Apoptosis and the Response to Anti-Cancer Drugs

Earlier studies from Dr. Kaufmann's Anticancer Drug Action Lab provided some of the first biochemical evidence that conventional and targeted anti-cancer drugs induce programed cell death, also called apoptosis, in susceptible cells. The studies also showed that selective protein degradation occurs during this process and that intracellular cysteine proteases called caspases contribute to this degradation.

Building on these earlier results, current studies in our lab focus on understanding the pathways that lead to caspase activation and the mechanisms that regulate those pathways.

These studies have important implications for understanding why some cancers respond to chemotherapy or immunotherapy and others don't.

One pathway leading to apoptosis, the so-called extrinsic or death receptor pathway, involves tumor cell killing that is initiated by cytotoxic T lymphocytes and natural killer cells.
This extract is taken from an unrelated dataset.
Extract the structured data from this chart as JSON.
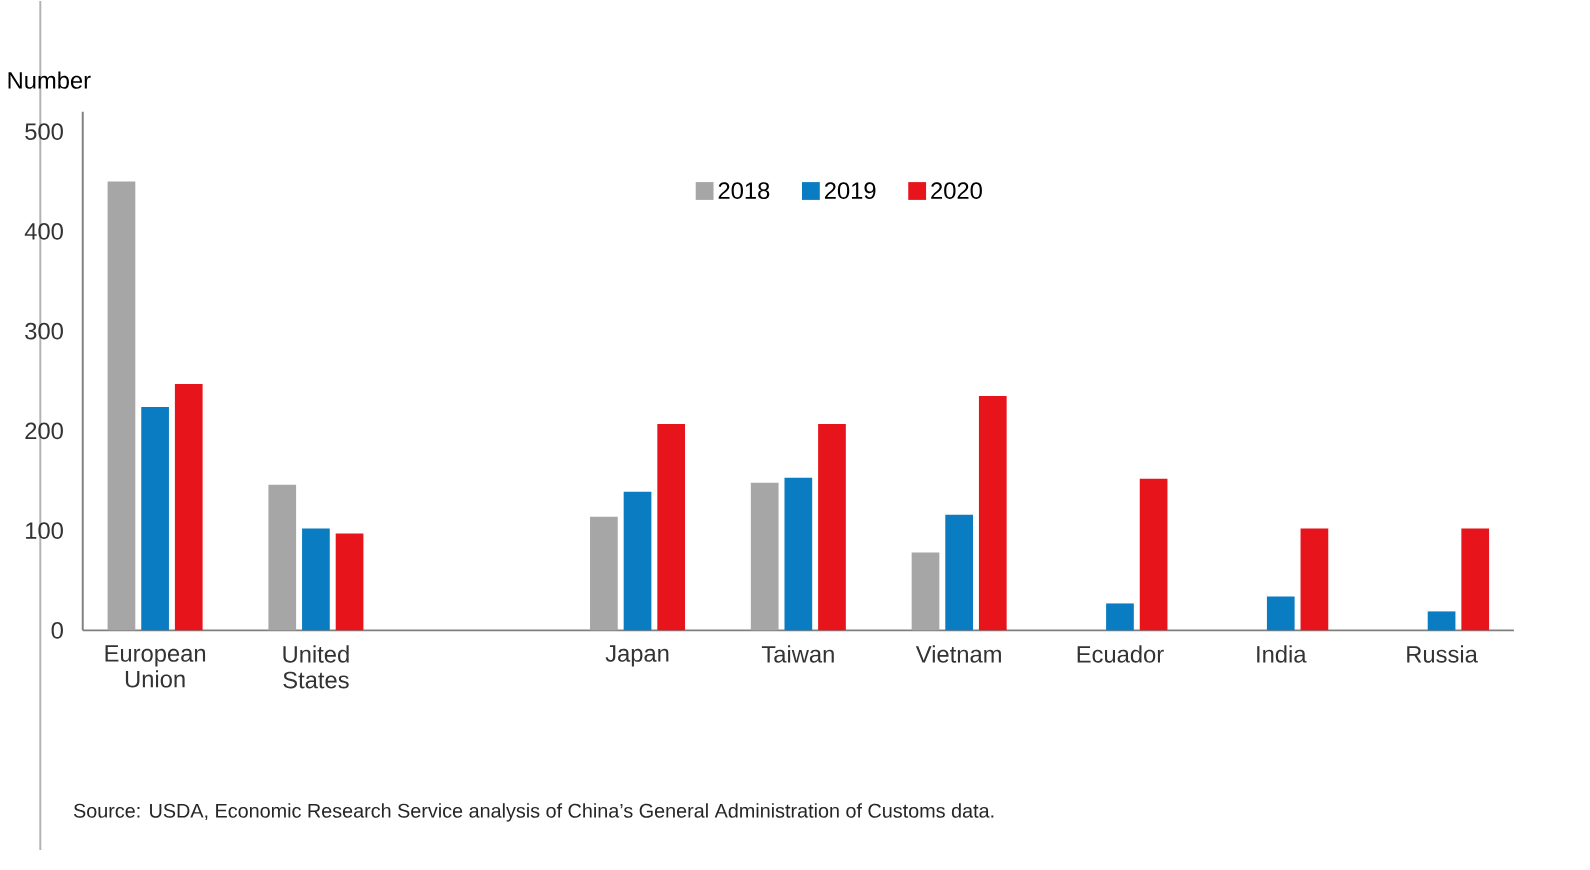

Our research team previously showed that death receptors, which must be present on the cell surface in order for this pathway to be activated, are inhibited from going to the cell surface when the signaling molecule protein kinase Cβ is activated. Conversely, expression of these death receptors is increased by treatment with poly-(ADP-ribose) polymerase (PARP) inhibitors.
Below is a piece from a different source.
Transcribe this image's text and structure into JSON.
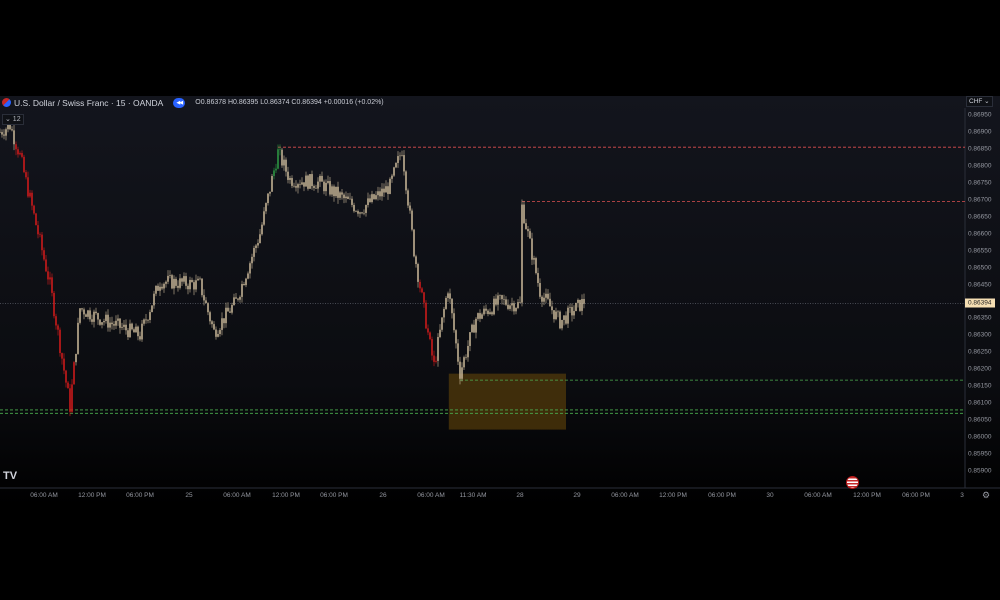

These observations, which are currently being explored in greater detail, lay the foundation for efforts to increase the efficacy of immunotherapy by modulating the death receptor pathway in various tumors. In addition, our recent studies have implicated the death receptor pathway in the TP53-independent anti-leukemic effects of inhibitors of the kinases Chk1, ATR and Wee1 as single agents.

The other major pathway leading to apoptosis is the intrinsic pathway, called the mitochondrial pathway. This pathway is regulated by a family of proteins called BCL2 family members that monitor the intracellular environment and regulate the integrity of mitochondria.
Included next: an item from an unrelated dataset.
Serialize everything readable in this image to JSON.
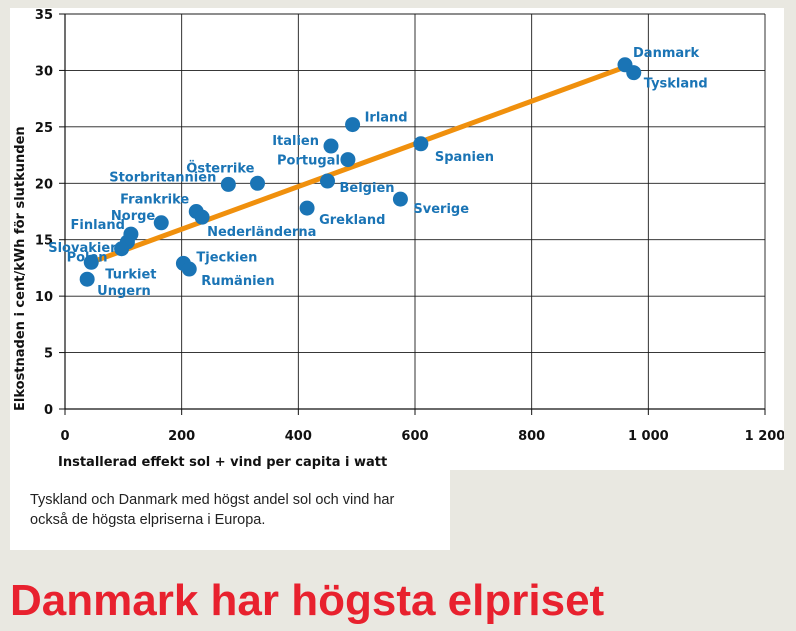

Two of these family members, BAX and BAK, induce cell death by punching holes in the outer mitochondrial membrane, leading to the release of mitochondrial proteins to the cytoplasm, where they activate caspases.

Our studies, which have focused on BAK, have:

  • Shown that BAK undergoes concentration-dependent autoactivation in leukemia and ovarian cancer cells, providing an explanation for the rapid killing of these cells by BH3 mimetics such as venetoclax and navitoclax while simultaneously providing a means to identify cancer cells most susceptible to these agents
  • Provided evidence that other pro-apoptotic BCL2 family members can directly activate BAK, providing new insight into the mechanism of action of a variety of anti-cancer drugs, including proteasome inhibitors (bortezomib), NEDD8 activity enzyme inhibitors (pevonedistat), mTOR inhibitors (MLN0128), farnesyltransferase inhibitors (tipifarnib), and conventional anti-cancer drugs
  • Demonstrated that HIV protease can cleave the cellular protein procaspase 8 to an enzymatically inactive fragment that directly activates BAK, providing new insight into HIV-mediated T cell depletion

Our current studies are designed to better understand the process of BAK activation and the mechanism by which this critical pro-apoptotic protein permeabilizes the outer mitochondrial membrane. Combined with the other studies in the Anticancer Drug Action Lab, our studies of apoptotic pathways are providing new insight into factors that govern cancer cell sensitivity to targeted anti-cancer agents and immunotherapy, while also elucidating the mechanisms of resistance to a variety of novel anti-cancer agents.